Ben küçükken, Istanbul´un Eyüp semtinde, sofular yokuşunda, iki katlı bahçe içinde çok şirin bir evde yaşardık. O yıllardan hatırladığım, aklımda yer edip kalan iki güzellik var. Biri annemin dünya güzeli bir kadın olduğu, bir diğeri de; bizim evin alt katında, bodrum da yaşadığına inandığımız yatır … evliya.

Rahmetli annem´in, günde beş vakit işi, bodruma temiz havlu ile bir ibrik su indirmekti. Ben, o zamanlar bunu annemin bir görevi olduğunu sanırdım.
Büyüdükçe, bodrumun boş olduğunu, orada kimsenin yaşamadığını anladım.
Ama yine de kafama takılan sorular vardı.
Zira, her ezan vakti annemle birlikte bodruma bıraktığımız bir ibrik su ile yerler ıslanmış, havlu da hafif nemli olurdu… Demekki, gerçekten de benim göremediğim biri vardı.. .Hem de ölüydü ve namaz kılıyordu.
Ölüler neden namaz kılar?
Boş ibriği ve havluyu götürür, bir daha ezan vaktine dolu ibrik ve temiz havlu getirirdik.
Senelerce, günde beş kere rahmetli anneciğim ile birlikte bodruma inip çıktım.
Ben sekiz yaşına geldiğimde kardeşim Burhan yeni doğmuştu.
O güne kadar annem, bodrum da yaşayan ya da yaşadığını sandığımız evliya ya karşı olan görevini hiç aksatmadan yerine getirmişti.
Hatta bir yere gideceği zaman, evin anahtarını komşuya teslim eder, aman havlu ve suyu ezandan önce götür! diye tembih ederdi.

Bir gün rahmetli anneciğim (nur içinde yatsın otuz beş yaşında vefat etti) küçük kardeşim ile ilgilenirken, ezan vaktinin yaklaştığını fark etmemişti.
Ikindi ezanı okunuyordu… Telaşa kapıldı, Eyvah yavrum, geç kaldık… hadi gel, evliya´nın suyunu götürelim…
Annem bir ibrik suyu ve havluyu eline aldığında, ben korkudan onun eteklerine sımsıkı yapışmıştım…
Zira, mübarek evliya sinirlenmiş olmalıydı… Bodrum da duvara asılı duran çamaşır leğenine öyle vuruyordu ki…
Bodrum inliyor, evin içi inliyordu.
Annem korkusundan aklına gelen bütün sureleri okuyor, bende içimden euzu besmele çekiyordum.
Anneciğim ile birlikte bodrumun merdivenlerinden titreye titreye aşağı indik.
O an, çamaşır leğeninden çıkan gürültü de kesiliverdi.

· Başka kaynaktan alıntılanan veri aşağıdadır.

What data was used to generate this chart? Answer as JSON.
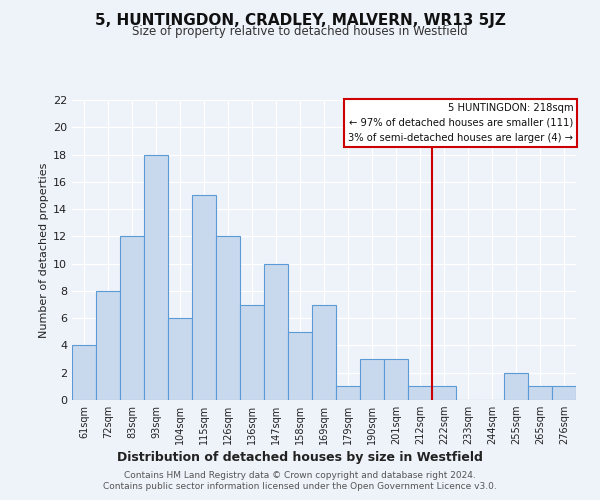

Ikindi namazı için getirdiğimiz su ve havluyu bırakıp, öğlen namazı için bıraktığımız boşalmış ibrik ve nemli havluyu alıp tekrar yukarı çıktık.

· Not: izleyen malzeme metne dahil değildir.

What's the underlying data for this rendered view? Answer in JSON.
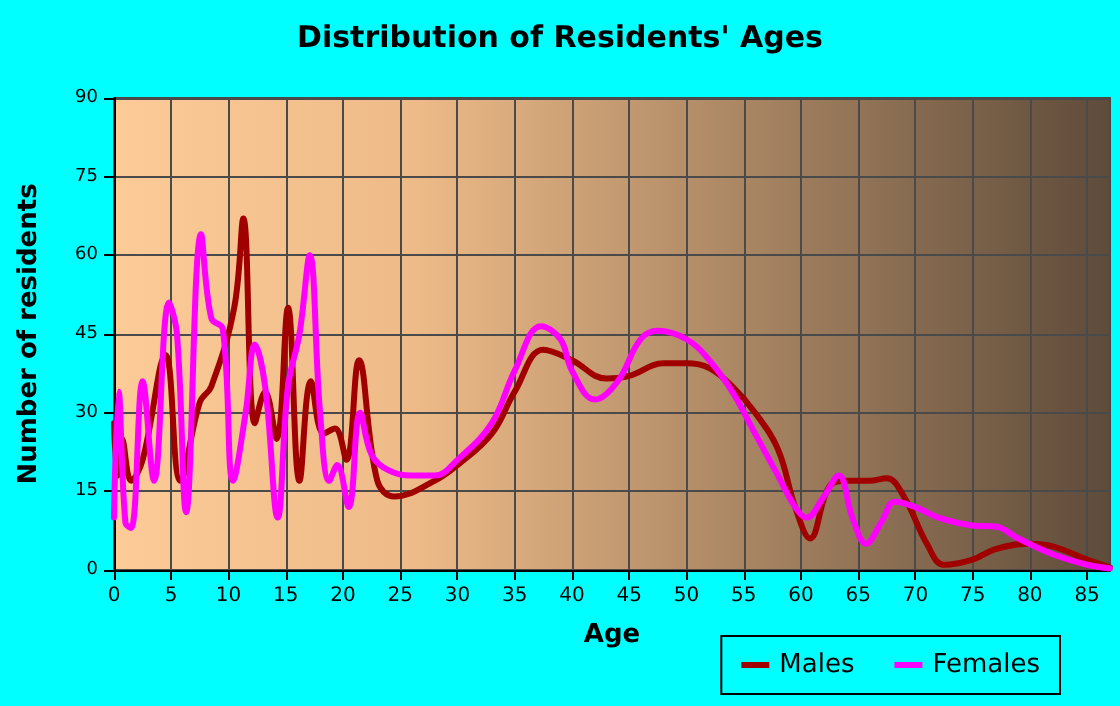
{
  "chart_data": {
    "type": "line",
    "title": "Distribution of Residents' Ages",
    "xlabel": "Age",
    "ylabel": "Number of residents",
    "xlim": [
      0,
      87
    ],
    "xticks": [
      0,
      5,
      10,
      15,
      20,
      25,
      30,
      35,
      40,
      45,
      50,
      55,
      60,
      65,
      70,
      75,
      80,
      85
    ],
    "ylim": [
      0,
      90
    ],
    "yticks": [
      0,
      15,
      30,
      45,
      60,
      75,
      90
    ],
    "grid": true,
    "legend": "bottom right",
    "marker": "none",
    "line_style": "solid",
    "series": [
      {
        "name": "Males",
        "color": "#a00000",
        "x": [
          0,
          0.3,
          0.7,
          1.5,
          2.5,
          4.5,
          5.8,
          7.5,
          8.5,
          10.5,
          11.3,
          12.3,
          13.2,
          14.2,
          15.2,
          16.2,
          17.2,
          18.3,
          19.3,
          20.3,
          21.4,
          23,
          24.5,
          28,
          30,
          33,
          35,
          37.5,
          40,
          43,
          45,
          48,
          50,
          52,
          54,
          56,
          58,
          59.5,
          60.8,
          62.5,
          64,
          66,
          67.5,
          69,
          71,
          72.5,
          75,
          77,
          80,
          82,
          85,
          87
        ],
        "values": [
          28,
          18,
          25,
          17,
          21,
          41,
          17,
          32,
          35,
          50,
          67,
          28,
          34,
          25,
          50,
          17,
          36,
          26,
          27,
          21,
          40,
          17,
          14,
          17,
          20,
          26,
          34,
          42,
          40,
          36.5,
          37,
          39.4,
          39.4,
          38.5,
          35,
          30,
          23,
          12,
          6,
          16,
          17,
          17,
          17.5,
          14,
          5,
          1,
          2,
          4,
          5,
          4.5,
          2,
          0.5
        ]
      },
      {
        "name": "Females",
        "color": "#ff00ff",
        "x": [
          0,
          0.4,
          1,
          1.5,
          2.5,
          3.5,
          4.8,
          5.5,
          6.3,
          7.6,
          8.5,
          9.5,
          10.4,
          11.5,
          12.3,
          13.2,
          14.3,
          15.2,
          16.2,
          17.1,
          18,
          18.8,
          19.5,
          20.5,
          21.5,
          22.5,
          24,
          26,
          28,
          30,
          33,
          35,
          37.3,
          39,
          40,
          42,
          44,
          46,
          47.5,
          50,
          52,
          54,
          56,
          58,
          59.5,
          60.5,
          62,
          63.3,
          64.5,
          65.7,
          67,
          68.2,
          70,
          72,
          75,
          77,
          79,
          82,
          85,
          87
        ],
        "values": [
          10,
          34,
          9,
          8,
          36,
          17,
          51,
          45,
          11,
          64,
          48,
          46,
          17,
          30,
          43,
          35,
          10,
          35,
          45,
          60,
          30,
          17,
          20,
          12,
          30,
          22,
          19,
          18,
          18,
          21,
          28,
          38,
          46.5,
          44,
          38,
          32.5,
          36,
          44,
          45.6,
          44,
          40,
          34,
          26,
          18,
          12,
          10,
          14,
          18,
          10,
          5,
          9,
          13,
          12,
          10,
          8.5,
          8.3,
          6,
          3,
          1,
          0.3
        ]
      }
    ]
  }
}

Evliya namaza tam vaktinde yetişti mi bilmiyorum…
Abdest suyunu geciktirmiştik, o da bizi gürültülü bir şekilde ikaz etmişti…
O korku bize yetti, bir daha da anneciğim vefat edene kadar, ezan okunmadan önce, abdest suyunu ve havlusunu erkenden bodruma indirdik.

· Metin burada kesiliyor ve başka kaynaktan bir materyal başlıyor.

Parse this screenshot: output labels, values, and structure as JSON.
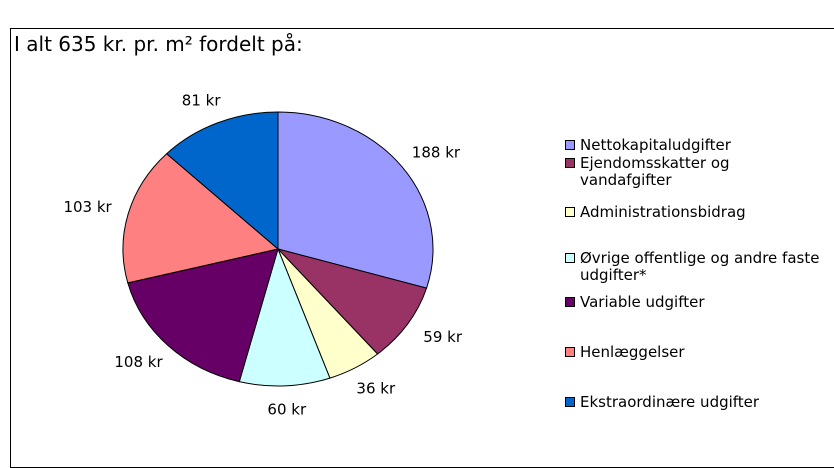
{
  "chart_data": {
    "type": "pie",
    "title": "I alt 635 kr. pr. m² fordelt på:",
    "categories": [
      "Nettokapitaludgifter",
      "Ejendomsskatter og vandafgifter",
      "Administrationsbidrag",
      "Øvrige offentlige og andre faste udgifter*",
      "Variable udgifter",
      "Henlæggelser",
      "Ekstraordinære udgifter"
    ],
    "values": [
      188,
      59,
      36,
      60,
      108,
      103,
      81
    ],
    "value_labels": [
      "188 kr",
      "59 kr",
      "36 kr",
      "60 kr",
      "108 kr",
      "103 kr",
      "81 kr"
    ],
    "colors": [
      "#9999ff",
      "#993366",
      "#ffffcc",
      "#ccffff",
      "#660066",
      "#ff8080",
      "#0066cc"
    ],
    "legend": "right"
  }
}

Ben büyüyüp aklım erdikçe hep şunu düşündüm… Hala düşünürüm ve içinden çıkamam…
O ölmüş bir insan, diyelim ki evliya… Kim bilir hangi zamanda yaşamış ne zaman ölmüş… Bizim ev yokken, o arazide acaba mezar mı vardı bilinmez.
Allah c.c. rahmet eylesin.
Mutlaka hayattayken görevini hakkiyle yerine getiren bir kul du…
Ama ölen insanın kulluk görevi de bitmiştir, öyle olduğu halde vefatından sonra da neden namaz kılar ki?
Bizler hamdolsun hayattayız, yaşıyoruz ama çoğumuz kulluk borcumuz olan namazı kılmayız, kılmıyoruz, kılamıyoruz…
Ama kimileri öldükten sonra dahi namazı hiç bırakmıyorlar; neden?
Yoksa namaz aslında önemli oldugu kadar, çok güzel ve tatlı bir ibadet mi?
Bizler namazın tadına lezzetine varamadığımız için mi kılmıyoruz, kılamıyoruz…?
Oysa, bunun tadını lezzetini alanlar ise, ölseler dahi yine de vazgeçemiyorlar…

Rabbim, cümlemize ibadetten zevk almayı, namazın önemini anlayıp idrak etmeyi nasip eylesin.